Disclosures: Stein: CTI Biopharma: Consultancy; OnCusp: Consultancy; Abbvie: Consultancy; Menarini: Consultancy; Syndax: Consultancy; Gilead: Consultancy; Jazz: Consultancy; Bristol Myers Squib: Consultancy, Research Funding; Genesis: Consultancy; Genentech: Consultancy; Syros: Consultancy; Aptose: Consultancy; Daiichi: Consultancy; Servier: Consultancy; Calithera: Consultancy; PinotBio: Consultancy; Janssen: Consultancy; Agios: Consultancy; Novartis: Consultancy; Neoleukin: Consultancy; Foghorn: Consultancy; Eisai: Research Funding; Astellas: Consultancy; Ono Pharma: Consultancy; Blueprint: Consultancy. Bolton: GoodCell: Membership on an entity's Board of Directors or advisory committees; Servier: Research Funding.
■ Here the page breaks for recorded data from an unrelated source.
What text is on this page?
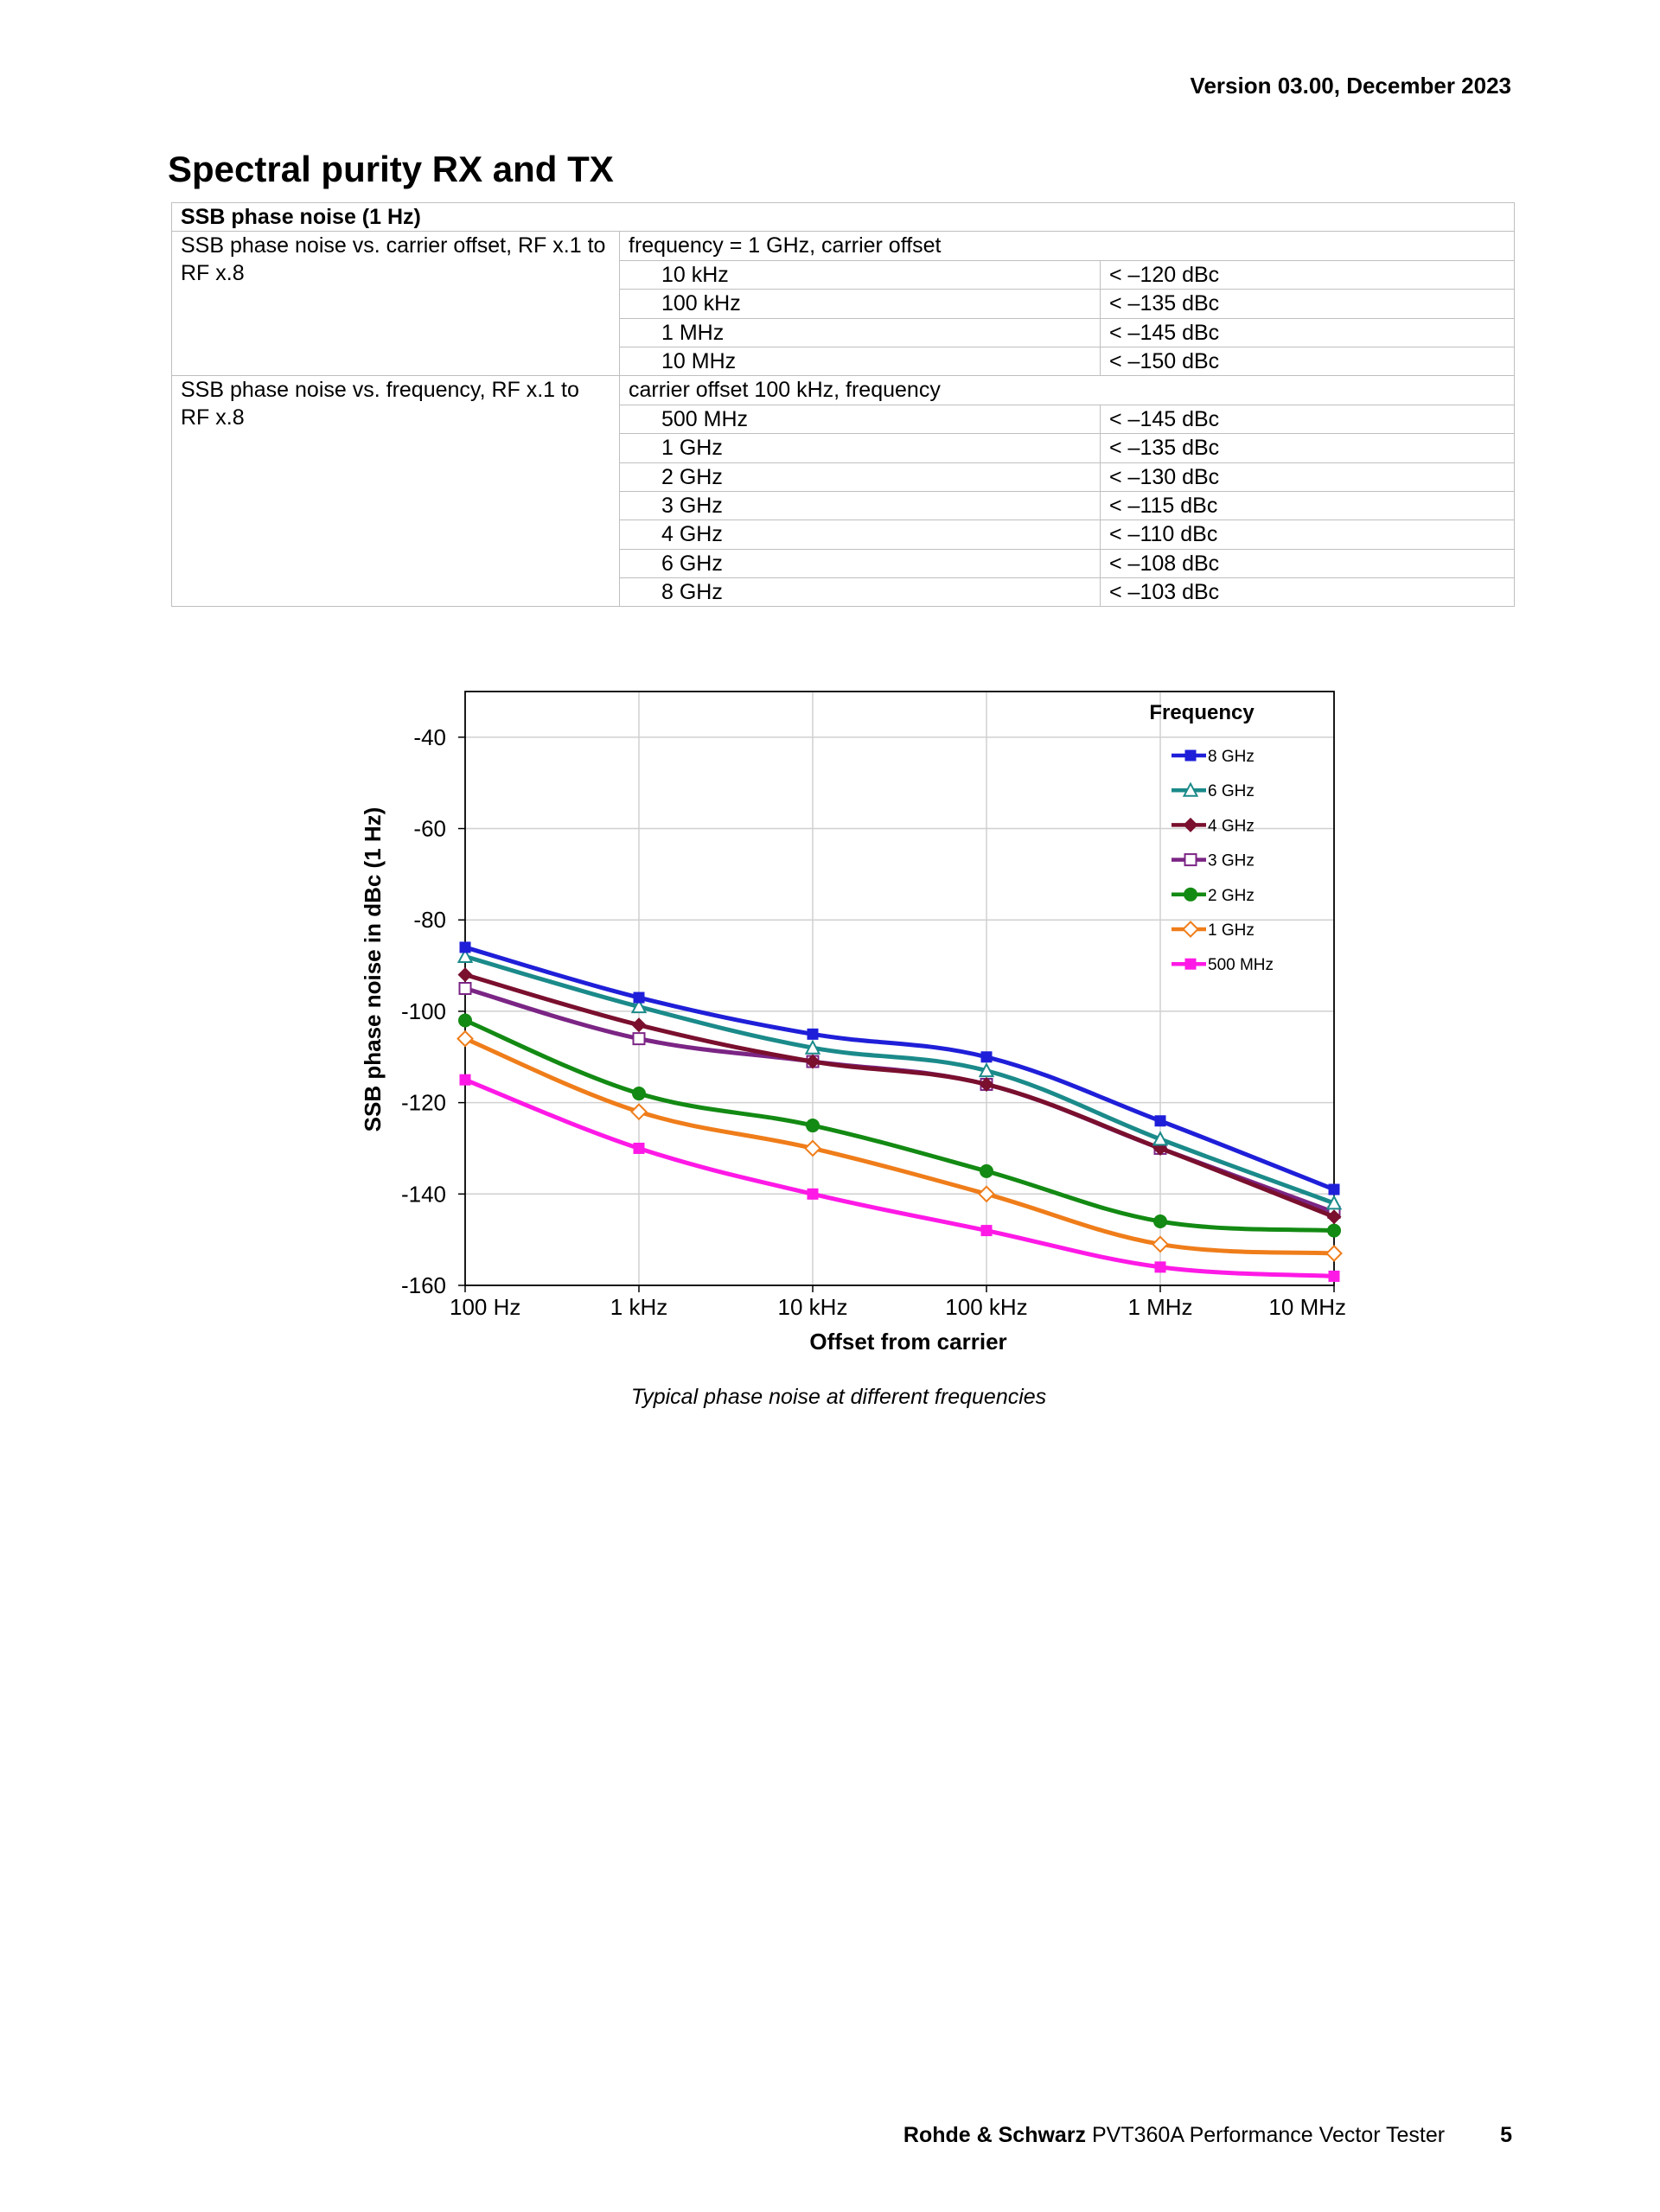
Version 03.00, December 2023
Spectral purity RX and TX
SSB phase noise (1 Hz)		
SSB phase noise vs. carrier offset, RF x.1 to RF x.8	frequency = 1 GHz, carrier offset	
	10 kHz	< –120 dBc
	100 kHz	< –135 dBc
	1 MHz	< –145 dBc
	10 MHz	< –150 dBc
SSB phase noise vs. frequency, RF x.1 to RF x.8	carrier offset 100 kHz, frequency	
	500 MHz	< –145 dBc
	1 GHz	< –135 dBc
	2 GHz	< –130 dBc
	3 GHz	< –115 dBc
	4 GHz	< –110 dBc
	6 GHz	< –108 dBc
	8 GHz	< –103 dBc
-160
-140
-120
-100
-80
-60
-40
100 Hz	1 kHz	10 kHz	100 kHz	1 MHz	10 MHz
Offset from carrier
SSB phase noise in dBc (1 Hz)
Frequency
8 GHz
6 GHz
4 GHz
3 GHz
2 GHz
1 GHz
500 MHz
Typical phase noise at different frequencies
Rohde & Schwarz PVT360A Performance Vector Tester	5
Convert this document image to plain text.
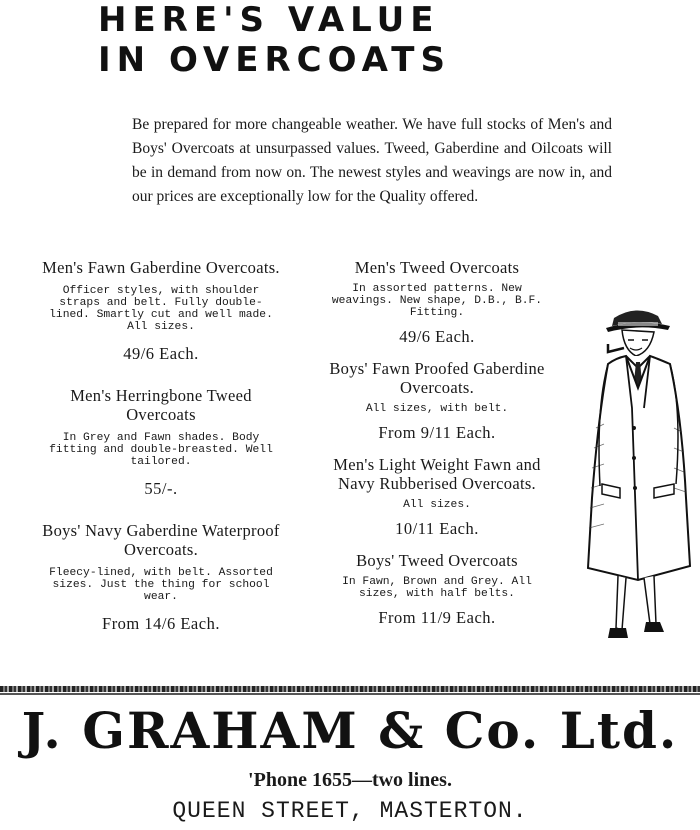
HERE'S VALUE
IN OVERCOATS
Be prepared for more changeable weather. We have full stocks of Men's and Boys' Overcoats at unsurpassed values. Tweed, Gaberdine and Oilcoats will be in demand from now on. The newest styles and weavings are now in, and our prices are exceptionally low for the Quality offered.
Men's Fawn Gaberdine Overcoats.
Officer styles, with shoulder straps and belt. Fully double-lined. Smartly cut and well made. All sizes.
49/6 Each.
Men's Herringbone Tweed Overcoats
In Grey and Fawn shades. Body fitting and double-breasted. Well tailored.
55/-.
Boys' Navy Gaberdine Waterproof Overcoats.
Fleecy-lined, with belt. Assorted sizes. Just the thing for school wear.
From 14/6 Each.
Men's Tweed Overcoats
In assorted patterns. New weavings. New shape, D.B., B.F. Fitting.
49/6 Each.
Boys' Fawn Proofed Gaberdine Overcoats.
All sizes, with belt.
From 9/11 Each.
Men's Light Weight Fawn and Navy Rubberised Overcoats.
All sizes.
10/11 Each.
Boys' Tweed Overcoats
In Fawn, Brown and Grey. All sizes, with half belts.
From 11/9 Each.
J. GRAHAM & Co. Ltd.
'Phone 1655—two lines.
QUEEN STREET, MASTERTON.
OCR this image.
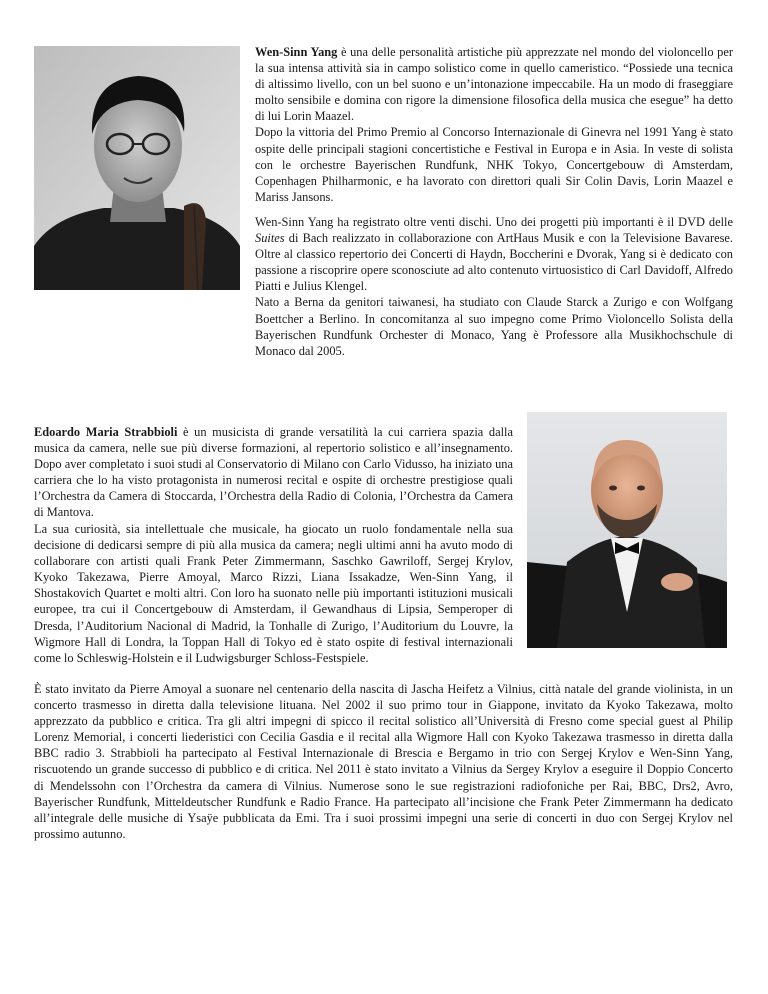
Wen-Sinn Yang è una delle personalità artistiche più apprezzate nel mondo del violoncello per la sua intensa attività sia in campo solistico come in quello cameristico. “Possiede una tecnica di altissimo livello, con un bel suono e un’intonazione impeccabile. Ha un modo di fraseggiare molto sensibile e domina con rigore la dimensione filosofica della musica che esegue” ha detto di lui Lorin Maazel.

Dopo la vittoria del Primo Premio al Concorso Internazionale di Ginevra nel 1991 Yang è stato ospite delle principali stagioni concertistiche e Festival in Europa e in Asia. In veste di solista con le orchestre Bayerischen Rundfunk, NHK Tokyo, Concertgebouw di Amsterdam, Copenhagen Philharmonic, e ha lavorato con direttori quali Sir Colin Davis, Lorin Maazel e Mariss Jansons.

Wen-Sinn Yang ha registrato oltre venti dischi. Uno dei progetti più importanti è il DVD delle Suites di Bach realizzato in collaborazione con ArtHaus Musik e con la Televisione Bavarese. Oltre al classico repertorio dei Concerti di Haydn, Boccherini e Dvorak, Yang si è dedicato con passione a riscoprire opere sconosciute ad alto contenuto virtuosistico di Carl Davidoff, Alfredo Piatti e Julius Klengel.

Nato a Berna da genitori taiwanesi, ha studiato con Claude Starck a Zurigo e con Wolfgang Boettcher a Berlino. In concomitanza al suo impegno come Primo Violoncello Solista della Bayerischen Rundfunk Orchester di Monaco, Yang è Professore alla Musikhochschule di Monaco dal 2005.

Edoardo Maria Strabbioli è un musicista di grande versatilità la cui carriera spazia dalla musica da camera, nelle sue più diverse formazioni, al repertorio solistico e all’insegnamento. Dopo aver completato i suoi studi al Conservatorio di Milano con Carlo Vidusso, ha iniziato una carriera che lo ha visto protagonista in numerosi recital e ospite di orchestre prestigiose quali l’Orchestra da Camera di Stoccarda, l’Orchestra della Radio di Colonia, l’Orchestra da Camera di Mantova.

La sua curiosità, sia intellettuale che musicale, ha giocato un ruolo fondamentale nella sua decisione di dedicarsi sempre di più alla musica da camera; negli ultimi anni ha avuto modo di collaborare con artisti quali Frank Peter Zimmermann, Saschko Gawriloff, Sergej Krylov, Kyoko Takezawa, Pierre Amoyal, Marco Rizzi, Liana Issakadze, Wen-Sinn Yang, il Shostakovich Quartet e molti altri. Con loro ha suonato nelle più importanti istituzioni musicali europee, tra cui il Concertgebouw di Amsterdam, il Gewandhaus di Lipsia, Semperoper di Dresda, l’Auditorium Nacional di Madrid, la Tonhalle di Zurigo, l’Auditorium du Louvre, la Wigmore Hall di Londra, la Toppan Hall di Tokyo ed è stato ospite di festival internazionali come lo Schleswig-Holstein e il Ludwigsburger Schloss-Festspiele.

È stato invitato da Pierre Amoyal a suonare nel centenario della nascita di Jascha Heifetz a Vilnius, città natale del grande violinista, in un concerto trasmesso in diretta dalla televisione lituana. Nel 2002 il suo primo tour in Giappone, invitato da Kyoko Takezawa, molto apprezzato da pubblico e critica. Tra gli altri impegni di spicco il recital solistico all’Università di Fresno come special guest al Philip Lorenz Memorial, i concerti liederistici con Cecilia Gasdia e il recital alla Wigmore Hall con Kyoko Takezawa trasmesso in diretta dalla BBC radio 3. Strabbioli ha partecipato al Festival Internazionale di Brescia e Bergamo in trio con Sergej Krylov e Wen-Sinn Yang, riscuotendo un grande successo di pubblico e di critica. Nel 2011 è stato invitato a Vilnius da Sergey Krylov a eseguire il Doppio Concerto di Mendelssohn con l’Orchestra da camera di Vilnius. Numerose sono le sue registrazioni radiofoniche per Rai, BBC, Drs2, Avro, Bayerischer Rundfunk, Mitteldeutscher Rundfunk e Radio France. Ha partecipato all’incisione che Frank Peter Zimmermann ha dedicato all’integrale delle musiche di Ysaÿe pubblicata da Emi. Tra i suoi prossimi impegni una serie di concerti in duo con Sergej Krylov nel prossimo autunno.
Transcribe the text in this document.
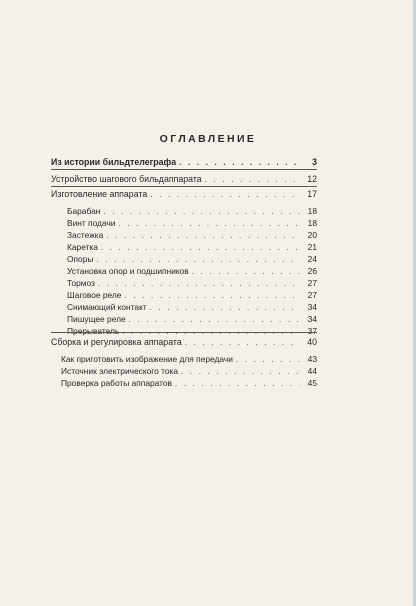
ОГЛАВЛЕНИЕ
Из истории бильдтелеграфа . . .	3
Устройство шагового бильдаппарата . . .	12
Изготовление аппарата . . .	17
Барабан . . .	18
Винт подачи . . .	18
Застежка . . .	20
Каретка . . .	21
Опоры . . .	24
Установка опор и подшипников . . .	26
Тормоз . . .	27
Шаговое реле . . .	27
Снимающий контакт . . .	34
Пишущее реле . . .	34
Прерыватель . . .	37
Сборка и регулировка аппарата . . .	40
Как приготовить изображение для передачи . . .	43
Источник электрического тока . . .	44
Проверка работы аппаратов . . .	45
OffLabel Disclosure: Ivosidenib is an isocitrate dehydrogenase-1 (IDH1) inhibitor approved for the treatment of acute myeloid leukemia with a susceptible IDH1 mutation. Here we describe a trial in progress on the use of ivosidenib in patients with clonal cytopenia of undetermined significance (CCUS) harboring an IDH1 mutation. The purpose of the study is to determine whether treatment with ivosidenib can induce a hematologic response in patients with CCUS, thereby establishing that ivosidenib can modify the biology of the disease.